Question

The calcium contained in a solution of $1.048$ g of a substance being analysed was precipitated with $25$ mL of $H_2{C}_2{O}_4$. The excess of $C_2{O}_4^{2-}$ in one-fourth of filtrate was back titrated with $5$ mL of $0.1025NKMn{O}_4$. To determine the concentration of $H_2{C}_2{O}_4$ solution, it was diluted four folds and the titration of $25$ mL of dilute solution used up $24.1$ mL of same $KMn{O}_4$ solution. Calculate the percentage of $Ca$ in substance.

Answer 1

$Ca+H_2{C}_2{O}_4⟶Ca{C}_2{O}_4\stackrel{KMn{O}_4}{\to }$ colour of $KMn{O}_4$ discharges

The redox changes are as follows:

$(C^{3+}{)}_2⟶2C^{4+}+2e$

$M{n}^{7+}+5e⟶M{n}^{2+}$

$25$ mL of $H_2{C}_2{O}_4$ is used to precipitate $Ca{C}_2{O}_4$.

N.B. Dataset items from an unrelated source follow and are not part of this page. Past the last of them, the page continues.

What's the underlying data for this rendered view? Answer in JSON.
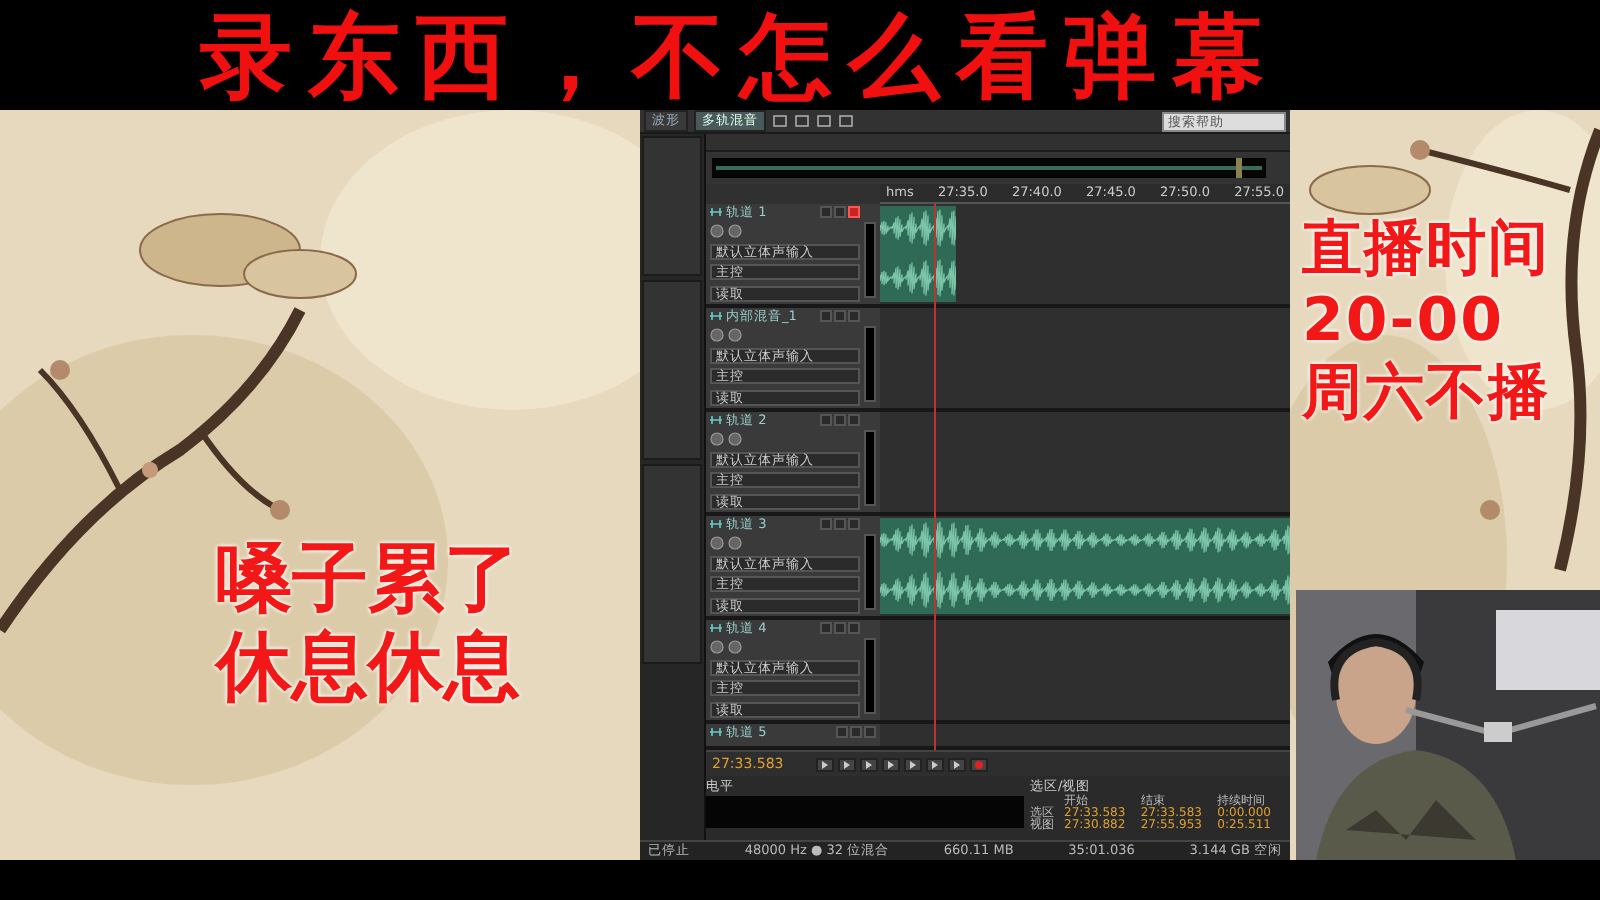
{
  "banner": {
    "title": "录东西，不怎么看弹幕"
  },
  "left_overlay": {
    "lines": [
      "嗓子累了",
      "休息休息"
    ]
  },
  "right_overlay": {
    "lines": [
      "直播时间",
      "20-00",
      "周六不播"
    ]
  },
  "editor": {
    "workspace_tabs": [
      {
        "label": "波形",
        "selected": false
      },
      {
        "label": "多轨混音",
        "selected": true
      }
    ],
    "search": {
      "placeholder": "搜索帮助"
    },
    "timeline": {
      "ticks": [
        "hms",
        "27:35.0",
        "27:40.0",
        "27:45.0",
        "27:50.0",
        "27:55.0"
      ]
    },
    "tracks": [
      {
        "name": "轨道 1",
        "armed": true,
        "collapsed": false,
        "kind": "short-clip",
        "input": "默认立体声输入",
        "output": "主控",
        "automation": "读取"
      },
      {
        "name": "内部混音_1",
        "armed": false,
        "collapsed": false,
        "kind": "empty",
        "input": "默认立体声输入",
        "output": "主控",
        "automation": "读取"
      },
      {
        "name": "轨道 2",
        "armed": false,
        "collapsed": false,
        "kind": "empty",
        "input": "默认立体声输入",
        "output": "主控",
        "automation": "读取"
      },
      {
        "name": "轨道 3",
        "armed": false,
        "collapsed": false,
        "kind": "full-clip",
        "input": "默认立体声输入",
        "output": "主控",
        "automation": "读取"
      },
      {
        "name": "轨道 4",
        "armed": false,
        "collapsed": false,
        "kind": "empty",
        "input": "默认立体声输入",
        "output": "主控",
        "automation": "读取"
      },
      {
        "name": "轨道 5",
        "armed": false,
        "collapsed": true,
        "kind": "empty"
      }
    ],
    "transport": {
      "time": "27:33.583"
    },
    "meter": {
      "tab": "电平"
    },
    "selection": {
      "tab": "选区/视图",
      "columns": [
        "开始",
        "结束",
        "持续时间"
      ],
      "rows": [
        {
          "label": "选区",
          "values": [
            "27:33.583",
            "27:33.583",
            "0:00.000"
          ]
        },
        {
          "label": "视图",
          "values": [
            "27:30.882",
            "27:55.953",
            "0:25.511"
          ]
        }
      ]
    },
    "status_bar": [
      "已停止",
      "48000 Hz ● 32 位混合",
      "660.11 MB",
      "35:01.036",
      "3.144 GB 空闲"
    ]
  }
}
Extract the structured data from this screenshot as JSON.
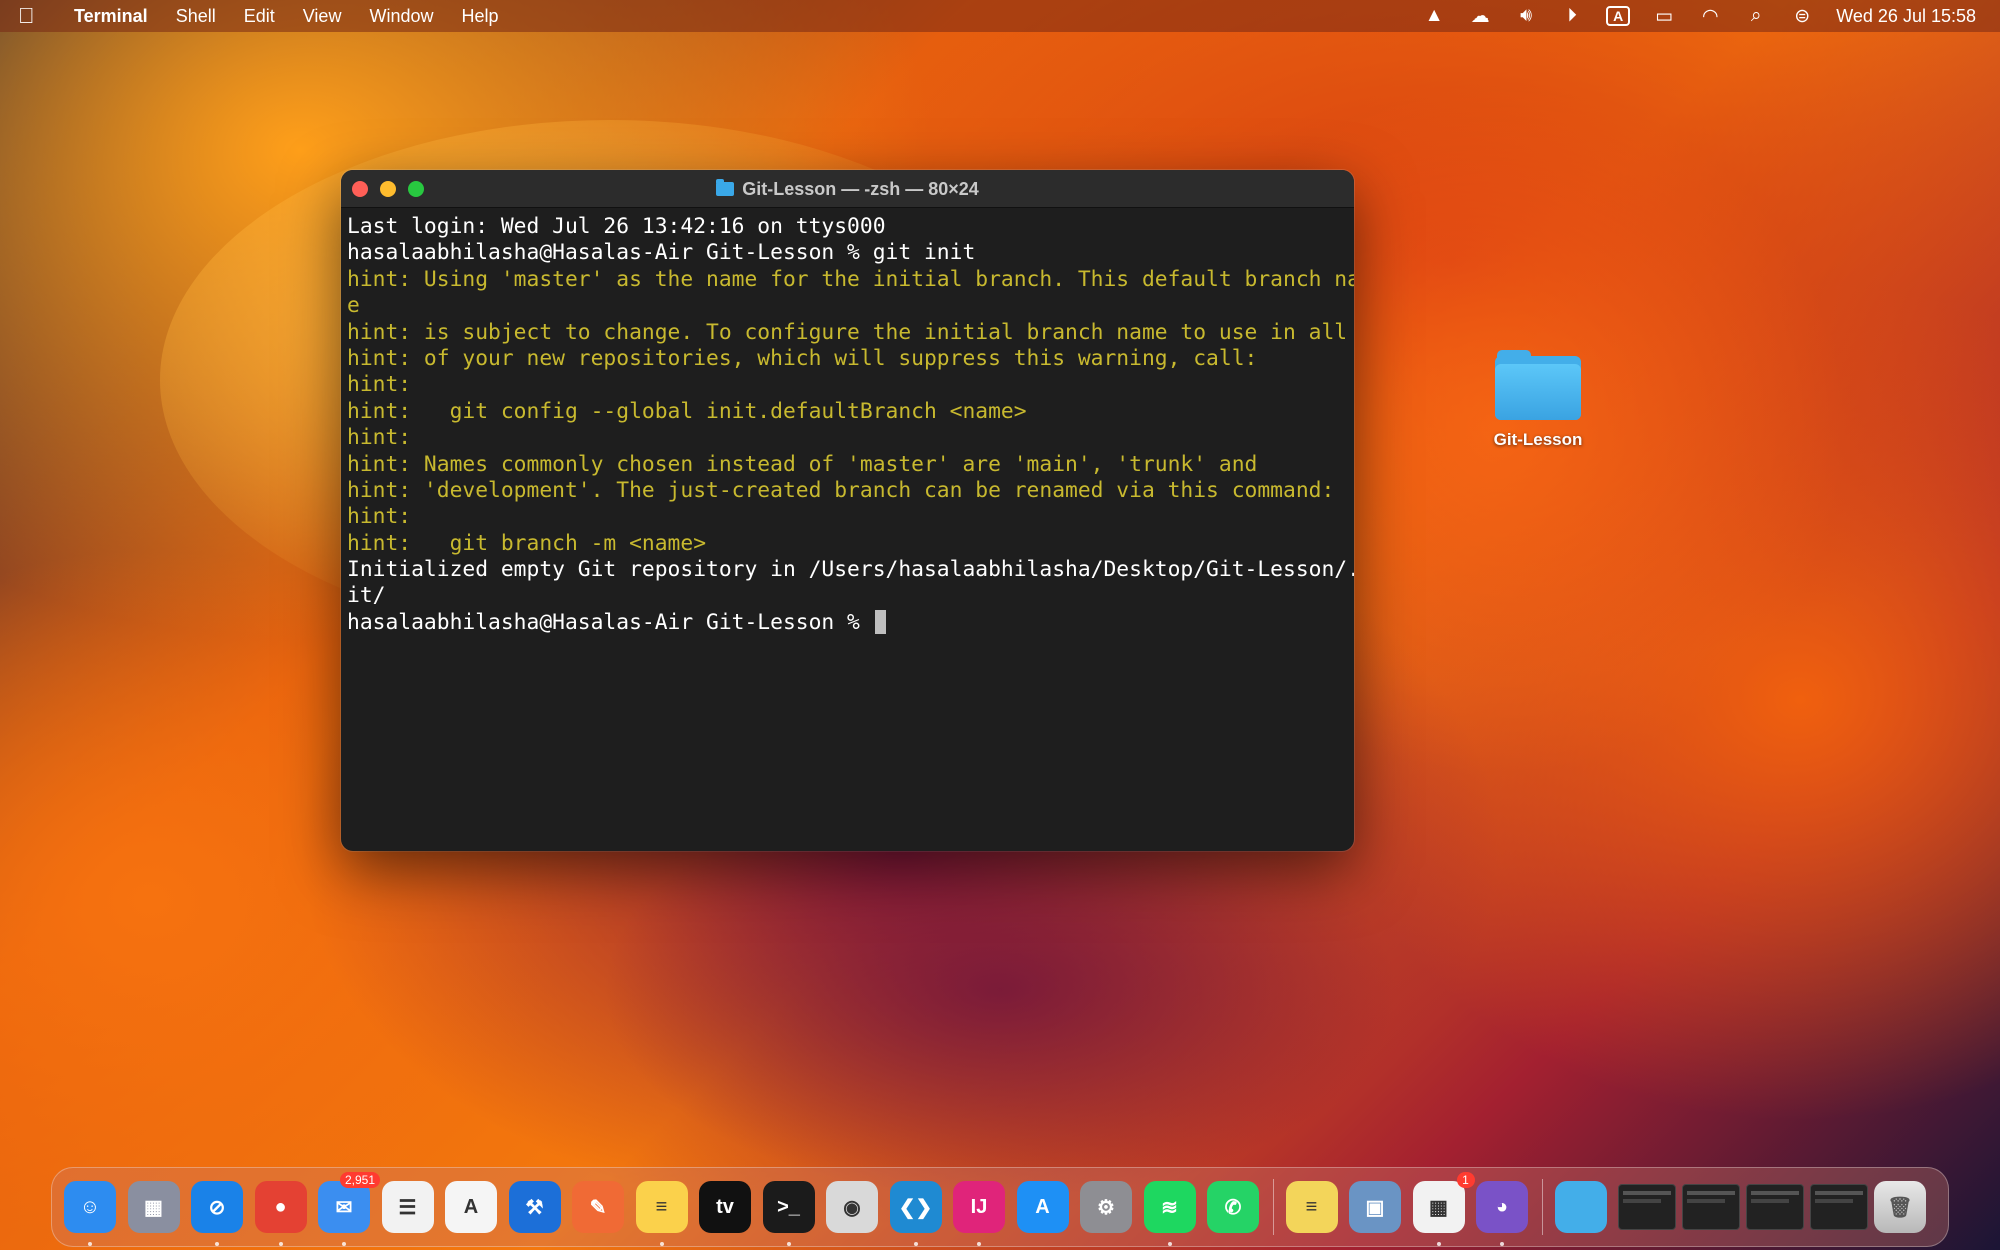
{
  "menubar": {
    "app_name": "Terminal",
    "menus": [
      "Shell",
      "Edit",
      "View",
      "Window",
      "Help"
    ],
    "status_icons": [
      "google-drive-icon",
      "creative-cloud-icon",
      "volume-icon",
      "play-icon",
      "input-source-icon",
      "battery-charging-icon",
      "wifi-icon",
      "spotlight-icon",
      "control-center-icon"
    ],
    "input_source": "A",
    "clock": "Wed 26 Jul  15:58"
  },
  "terminal": {
    "title": "Git-Lesson — -zsh — 80×24",
    "lines": [
      {
        "text": "Last login: Wed Jul 26 13:42:16 on ttys000",
        "type": "normal"
      },
      {
        "text": "hasalaabhilasha@Hasalas-Air Git-Lesson % git init",
        "type": "normal"
      },
      {
        "text": "hint: Using 'master' as the name for the initial branch. This default branch nam",
        "type": "hint"
      },
      {
        "text": "e",
        "type": "hint"
      },
      {
        "text": "hint: is subject to change. To configure the initial branch name to use in all",
        "type": "hint"
      },
      {
        "text": "hint: of your new repositories, which will suppress this warning, call:",
        "type": "hint"
      },
      {
        "text": "hint:",
        "type": "hint"
      },
      {
        "text": "hint:   git config --global init.defaultBranch <name>",
        "type": "hint"
      },
      {
        "text": "hint:",
        "type": "hint"
      },
      {
        "text": "hint: Names commonly chosen instead of 'master' are 'main', 'trunk' and",
        "type": "hint"
      },
      {
        "text": "hint: 'development'. The just-created branch can be renamed via this command:",
        "type": "hint"
      },
      {
        "text": "hint:",
        "type": "hint"
      },
      {
        "text": "hint:   git branch -m <name>",
        "type": "hint"
      },
      {
        "text": "Initialized empty Git repository in /Users/hasalaabhilasha/Desktop/Git-Lesson/.g",
        "type": "normal"
      },
      {
        "text": "it/",
        "type": "normal"
      },
      {
        "text": "hasalaabhilasha@Hasalas-Air Git-Lesson % ",
        "type": "prompt"
      }
    ]
  },
  "desktop": {
    "folder_label": "Git-Lesson"
  },
  "dock": {
    "apps": [
      {
        "name": "finder",
        "glyph": "☺",
        "color": "#2d8cf0",
        "running": true
      },
      {
        "name": "launchpad",
        "glyph": "▦",
        "color": "#8a8fa0",
        "running": false
      },
      {
        "name": "safari",
        "glyph": "⊘",
        "color": "#1a82e8",
        "running": true
      },
      {
        "name": "chrome",
        "glyph": "●",
        "color": "#e44133",
        "running": true
      },
      {
        "name": "mail",
        "glyph": "✉",
        "color": "#3b8ef0",
        "running": true,
        "badge": "2,951"
      },
      {
        "name": "reminders",
        "glyph": "☰",
        "color": "#f2f2f2",
        "running": false
      },
      {
        "name": "instruments",
        "glyph": "A",
        "color": "#f5f5f5",
        "running": false
      },
      {
        "name": "xcode",
        "glyph": "⚒",
        "color": "#1c6fd8",
        "running": false
      },
      {
        "name": "postman",
        "glyph": "✎",
        "color": "#f06a35",
        "running": false
      },
      {
        "name": "notes",
        "glyph": "≡",
        "color": "#fbd14b",
        "running": true
      },
      {
        "name": "apple-tv",
        "glyph": "tv",
        "color": "#111111",
        "running": false
      },
      {
        "name": "terminal",
        "glyph": ">_",
        "color": "#1b1b1b",
        "running": true
      },
      {
        "name": "screenshot",
        "glyph": "◉",
        "color": "#d9d9d9",
        "running": false
      },
      {
        "name": "vscode",
        "glyph": "❮❯",
        "color": "#1f8ad2",
        "running": true
      },
      {
        "name": "intellij",
        "glyph": "IJ",
        "color": "#e0247a",
        "running": true
      },
      {
        "name": "app-store",
        "glyph": "A",
        "color": "#1e90f5",
        "running": false
      },
      {
        "name": "system-settings",
        "glyph": "⚙",
        "color": "#8e8e93",
        "running": false
      },
      {
        "name": "spotify",
        "glyph": "≋",
        "color": "#1ed760",
        "running": true
      },
      {
        "name": "whatsapp",
        "glyph": "✆",
        "color": "#25d366",
        "running": false
      }
    ],
    "apps2": [
      {
        "name": "stickies",
        "glyph": "≡",
        "color": "#f3d55a",
        "running": false
      },
      {
        "name": "preview",
        "glyph": "▣",
        "color": "#6a94c4",
        "running": false
      },
      {
        "name": "office",
        "glyph": "▦",
        "color": "#f2f2f2",
        "running": true,
        "badge": "1"
      },
      {
        "name": "github-desktop",
        "glyph": "◕",
        "color": "#7a52c7",
        "running": true
      }
    ]
  }
}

We need to find the normality of $H_2{C}_2{O}_4$, given that the solution of $H_2{C}_2{O}_4$ is diluted $4$ times, i.e., to $100$ mL.

Meq. of $H_2{C}_2{O}_4$ in $25$ mL dilute solution $=$ Meq. of $KMn{O}_4$ used $=24.1\times 0.1025=2.47025$

$\therefore$ Meq. of $H_2{C}_2{O}_4$ in $100$ mL dilute solution $=\frac{2.47025\times 100}{25}=9.881$

Meq. of $H_2{C}_2{O}_4$ in $25$ mL conc. solution $=9.881$

Meq. of $H_2{C}_2{O}_4$ left after precipitation of $Ca{C}_2{O}_4$ in one fourth filtrate $=$ Meq. of $KMn{O}_4$ used $=5\times 0.1025$

$\therefore$ Total Meq. of $H_2{C}_2{O}_4$ left $=5\times 0.1025\times 4=2.05$

$\therefore$ Meq. of $H_2{C}_2{O}_4$ used for $Ca=9.881-2.05=7.831$
or Meq. of $Ca=7.831$

$\frac{W}{\left(\frac{40}{2}\right)}\times 1000=7.831$

$⟹W_{Ca}=0.1566g$

$\therefore \%$ of $Ca$ in sample $=\frac{0.1566}{1.048}\times 100=14.95\%$

So, the nearest integer value is $15\%$.